So I got my domain name from NoIP, and the name was X.Y.net. So when I got a domain name it included a subdomain, right? So when you have multiple web services on one physical host usually I've seen people use the subdomain to distinguish the service as route to another server based on that, but in this case my domain name that is mapped to my home ISP-provided IP has a subdomain already (the X in X.Y.net). So can I use a reverse proxy such as Nginx to use another subdomain deeper in the tree to route to different services, like A.X.Y.net and B.X.Y.net?
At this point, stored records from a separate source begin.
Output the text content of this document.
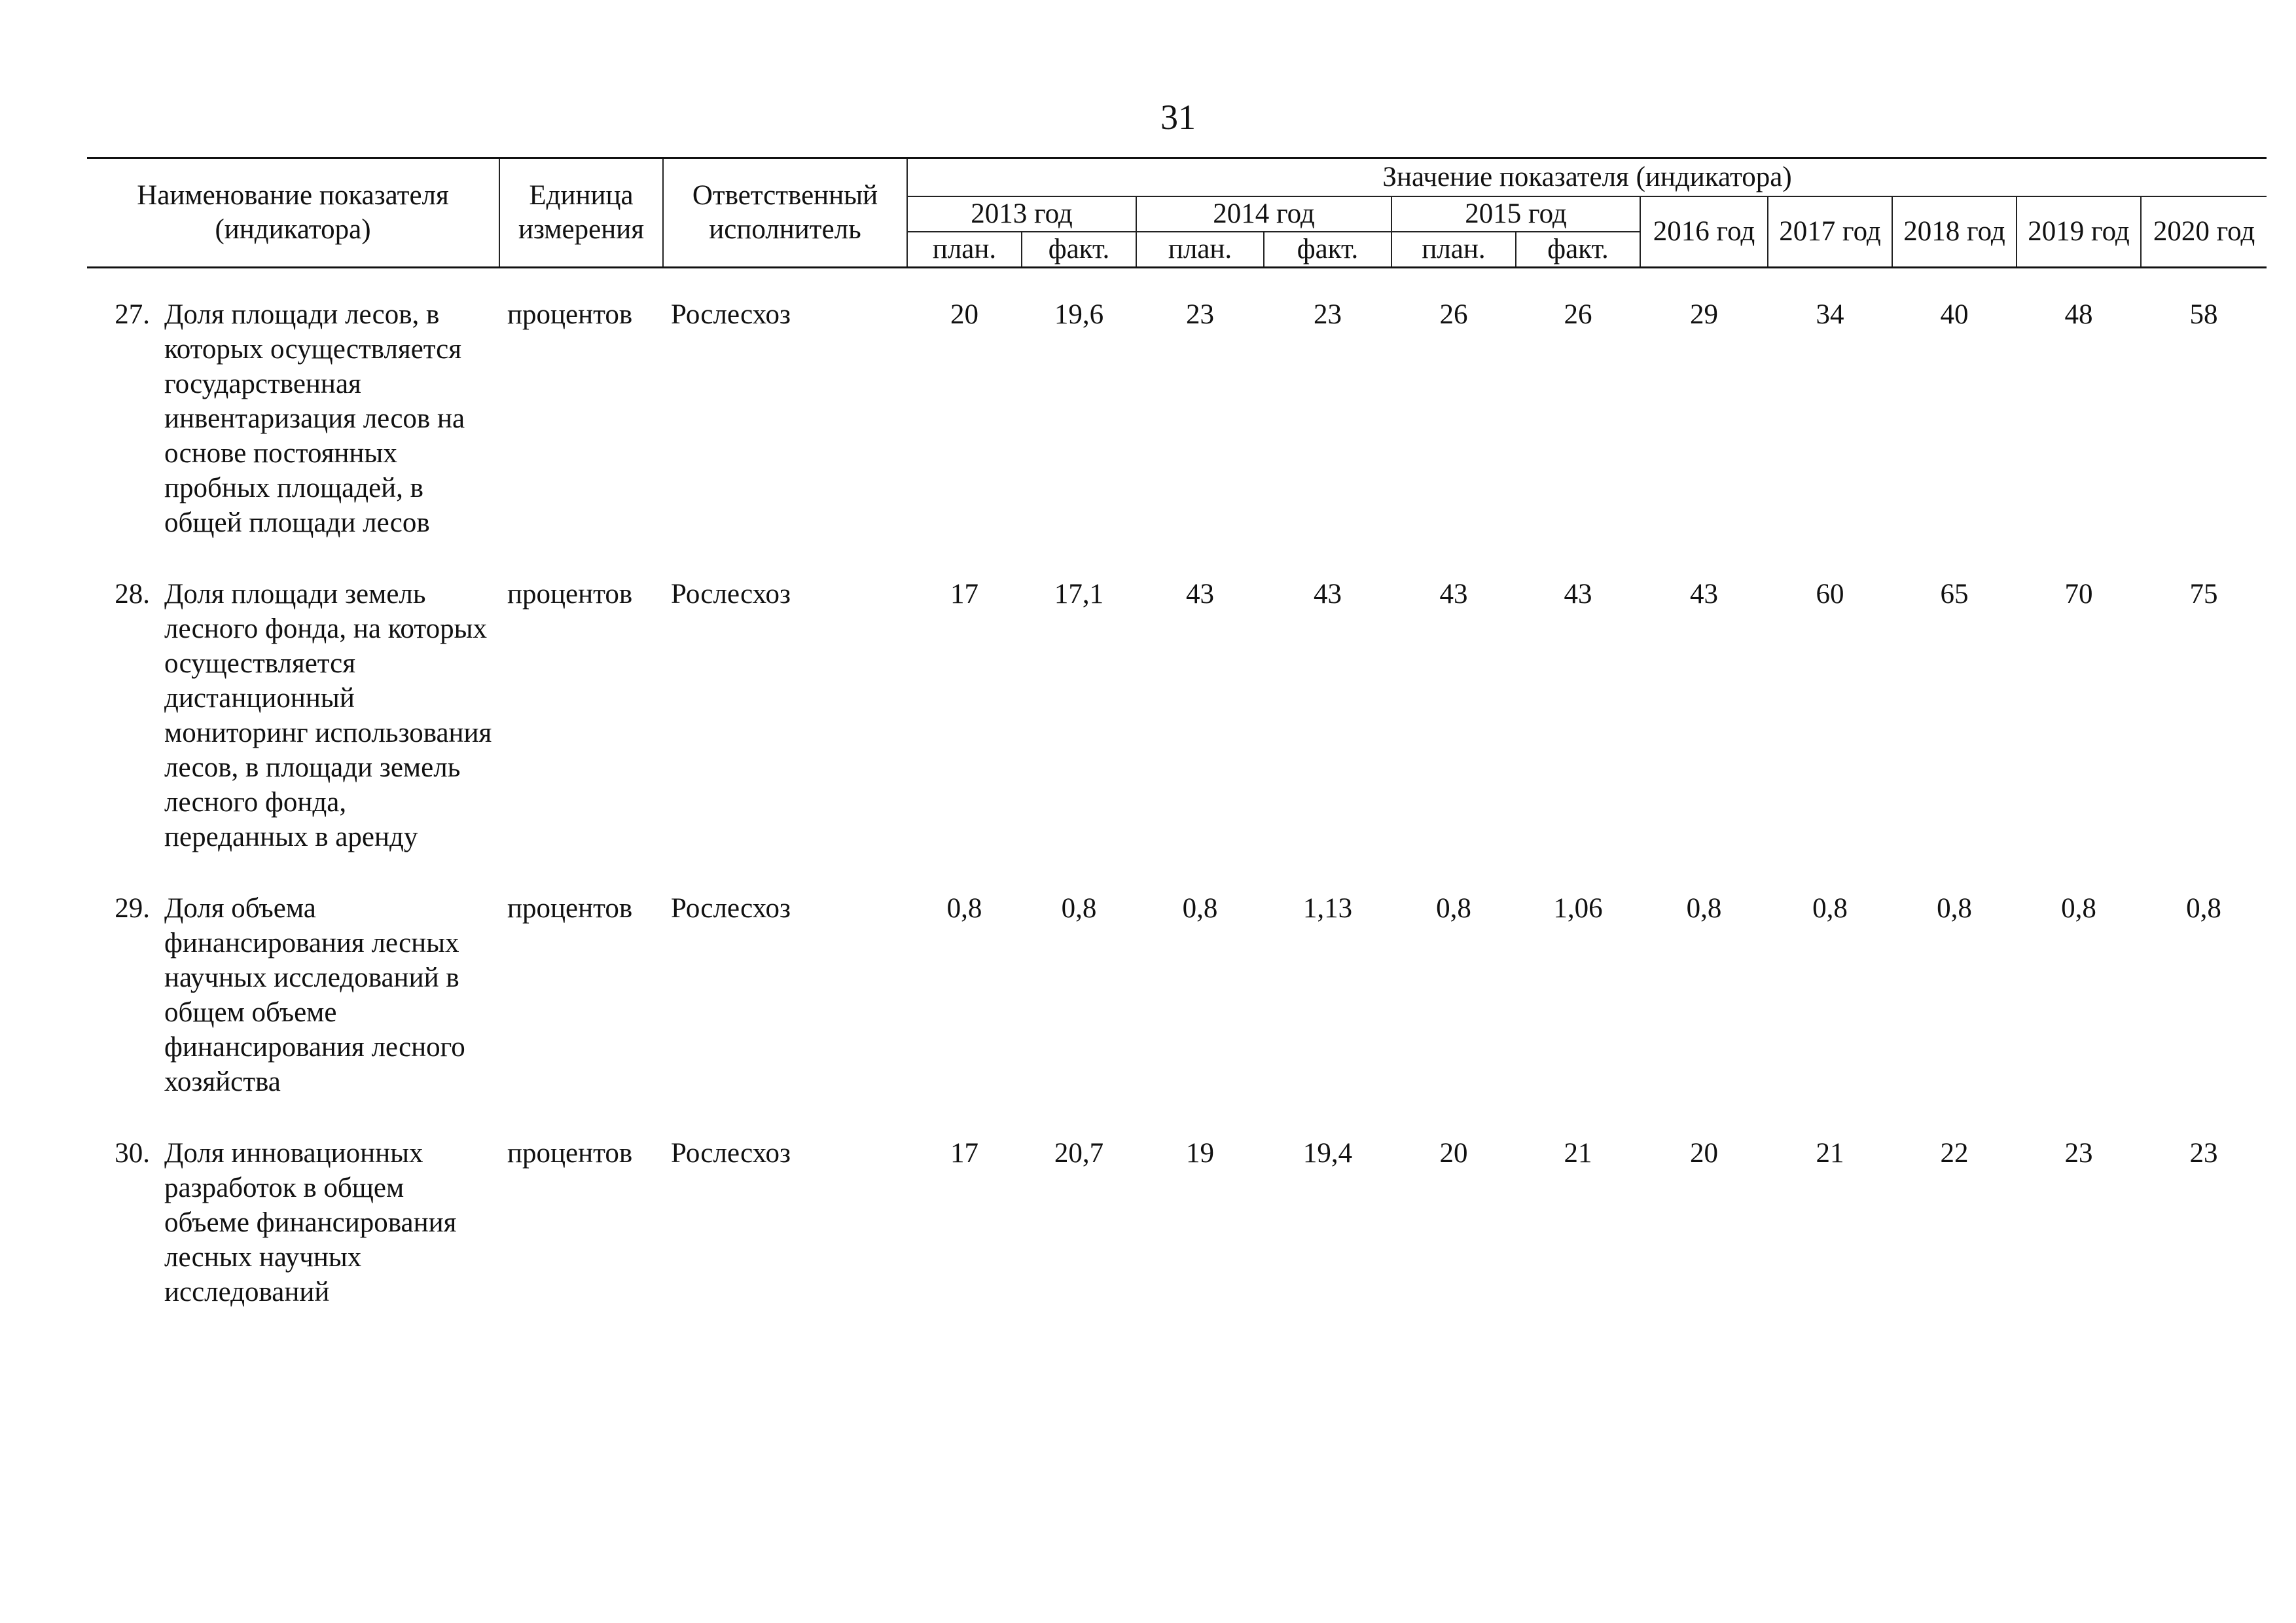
31
Наименование показателя (индикатора)	Единица измерения	Ответственный исполнитель	Значение показателя (индикатора)										
			2013 год		2014 год		2015 год		2016 год	2017 год	2018 год	2019 год	2020 год
			план.	факт.	план.	факт.	план.	факт.					

27. Доля площади лесов, в которых осуществляется государственная инвентаризация лесов на основе постоянных пробных площадей, в общей площади лесов	процентов	Рослесхоз	20	19,6	23	23	26	26	29	34	40	48	58

28. Доля площади земель лесного фонда, на которых осуществляется дистанционный мониторинг использования лесов, в площади земель лесного фонда, переданных в аренду	процентов	Рослесхоз	17	17,1	43	43	43	43	43	60	65	70	75

29. Доля объема финансирования лесных научных исследований в общем объеме финансирования лесного хозяйства	процентов	Рослесхоз	0,8	0,8	0,8	1,13	0,8	1,06	0,8	0,8	0,8	0,8	0,8

30. Доля инновационных разработок в общем объеме финансирования лесных научных исследований	процентов	Рослесхоз	17	20,7	19	19,4	20	21	20	21	22	23	23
Because the domain name I got from NoIP is X.Y.net then it's a subdomain, not a domain, right? I mean when the DNS lookup is done is it the Y.net that's mapped to my IP address and the X subdomain is just appended to it as a matter of the hostname when you get HTTP requests etc., or is the DNS lookup mapping the entire (X.Y.net) to my IP address?
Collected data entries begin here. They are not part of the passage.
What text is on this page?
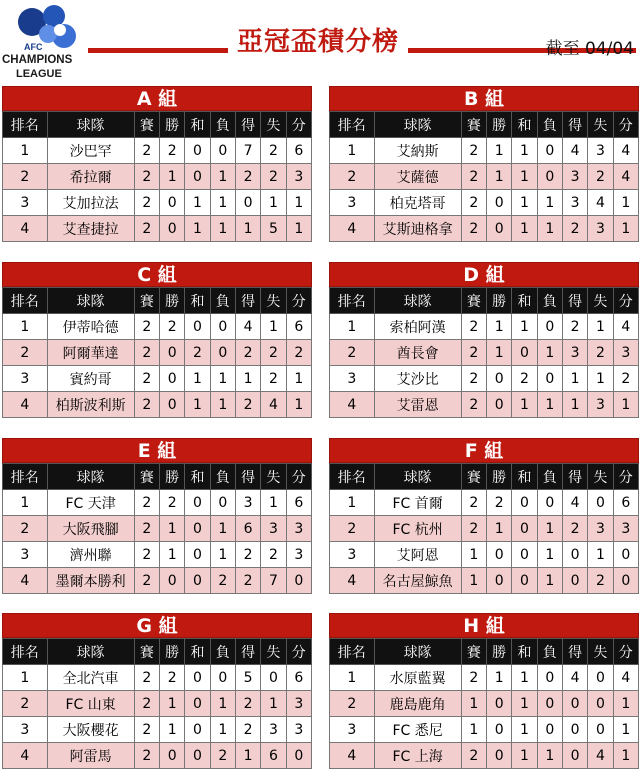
AFC
CHAMPIONS
LEAGUE
亞冠盃積分榜	截至 04/04
A 組
排名	球隊	賽	勝	和	負	得	失	分
1	沙巴罕	2	2	0	0	7	2	6
2	希拉爾	2	1	0	1	2	2	3
3	艾加拉法	2	0	1	1	0	1	1
4	艾查捷拉	2	0	1	1	1	5	1
B 組
排名	球隊	賽	勝	和	負	得	失	分
1	艾納斯	2	1	1	0	4	3	4
2	艾薩德	2	1	1	0	3	2	4
3	柏克塔哥	2	0	1	1	3	4	1
4	艾斯迪格拿	2	0	1	1	2	3	1
C 組
排名	球隊	賽	勝	和	負	得	失	分
1	伊蒂哈德	2	2	0	0	4	1	6
2	阿爾華達	2	0	2	0	2	2	2
3	賓約哥	2	0	1	1	1	2	1
4	柏斯波利斯	2	0	1	1	2	4	1
D 組
排名	球隊	賽	勝	和	負	得	失	分
1	索柏阿漢	2	1	1	0	2	1	4
2	酋長會	2	1	0	1	3	2	3
3	艾沙比	2	0	2	0	1	1	2
4	艾雷恩	2	0	1	1	1	3	1
E 組
排名	球隊	賽	勝	和	負	得	失	分
1	FC 天津	2	2	0	0	3	1	6
2	大阪飛腳	2	1	0	1	6	3	3
3	濟州聯	2	1	0	1	2	2	3
4	墨爾本勝利	2	0	0	2	2	7	0
F 組
排名	球隊	賽	勝	和	負	得	失	分
1	FC 首爾	2	2	0	0	4	0	6
2	FC 杭州	2	1	0	1	2	3	3
3	艾阿恩	1	0	0	1	0	1	0
4	名古屋鯨魚	1	0	0	1	0	2	0
G 組
排名	球隊	賽	勝	和	負	得	失	分
1	全北汽車	2	2	0	0	5	0	6
2	FC 山東	2	1	0	1	2	1	3
3	大阪櫻花	2	1	0	1	2	3	3
4	阿雷馬	2	0	0	2	1	6	0
H 組
排名	球隊	賽	勝	和	負	得	失	分
1	水原藍翼	2	1	1	0	4	0	4
2	鹿島鹿角	1	0	1	0	0	0	1
3	FC 悉尼	1	0	1	0	0	0	1
4	FC 上海	2	0	1	1	0	4	1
Yes, you can use additional subdomains like A.X.Y.net and B.X.Y.net! You would typically do this by configuring your NoIP account to create these additional subdomains and map them to your IP address. For example, you would create two more A records in your NoIP settings: A.X.Y.net -> Your IP B.X.Y.net -> Your IP
you could configure Nginx to direct traffic: A.X.Y.net to Service A (e.g., localhost:8000) B.X.Y.net to Service B (e.g., localhost:8001) Here’s a basic example of what your Nginx configuration could look like:
server {
listen 80;
server_name A.X.Y.net;
location / {
proxy_pass http://localhost:8000;
# other proxy settings
}
}
server {
listen 80;
server_name B.X.Y.net;
location / {
proxy_pass http://localhost:8001;
# other proxy settings
}
}
If you don't want to map subdomains to your IP address, you can not use it.